The Friday vote presents a challenge for Israeli Prime Minister Benjamin Netanyahu, who this week took office at the head of a government which has set settlement expansion as a priority and which includes parties who want to annex West Bank land on which they are built.
"The Jewish people are not occupiers in their own land nor occupiers in our eternal capital Jerusalem and no U.N. resolution can distort that historical truth," Netanyahu said in a video message, adding that Israel was not bound by the "despicable decision."
Along with Gaza and East Jerusalem, the Palestinians seek the occupied West Bank for a state. Most countries consider Israel's settlements there illegal, a view Israel disputes citing historical and Biblical ties to the land.
The Hague-based International Court of Justice (ICJ) also known as the World Court, is the top U.N. court dealing with disputes between states. Its rulings are binding, though the ICJ has no power to enforce them.
The U.N. General Assembly asked the ICJ to give an advisory opinion on the legal consequences of Israel's "occupation, settlement and annexation ... including measures aimed at altering the demographic composition, character and status of the Holy City of Jerusalem."
Members of Netanyahu's new government have pledged to bolster settlements with development plans, budgets and authorisation of dozens of outposts built without permits.
The cabinet includes newly created posts and restructured roles that grant some of those powers to pro-settler coalition partners, who ultimately aim to extend Israeli sovereignty to the West Bank.
Netanyahu, however, has given no indication of any imminent steps to annex the settlements, a move that would likely shake up its relations with Western and Arab allies alike.
The Palestinians welcomed the U.N. vote in which 87 members voted in favour of adopting the request; Israel, the United States and 24 other members voted against; and 53 abstained.

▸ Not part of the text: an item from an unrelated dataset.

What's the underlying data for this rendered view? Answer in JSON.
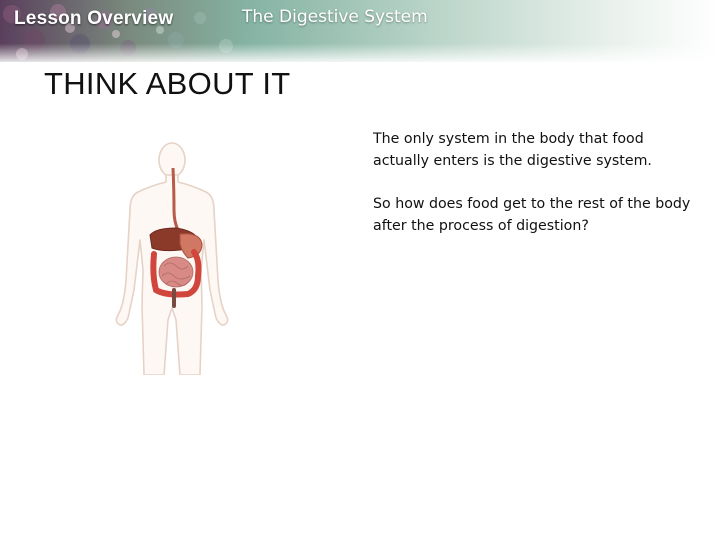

"The time has come for Israel to be a state subject to law, and to be held accountable for its ongoing crimes against our people," said Nabil Abu Rudeineh, spokesman for Palestinian President Mahmoud Abbas, whose Palestinian Authority has limited self-rule in the West Bank.
Basem Naim, an official with Hamas, the Islamist militant group that controls Gaza, said it was "an important step toward confining and isolating the state of occupation (Israel)."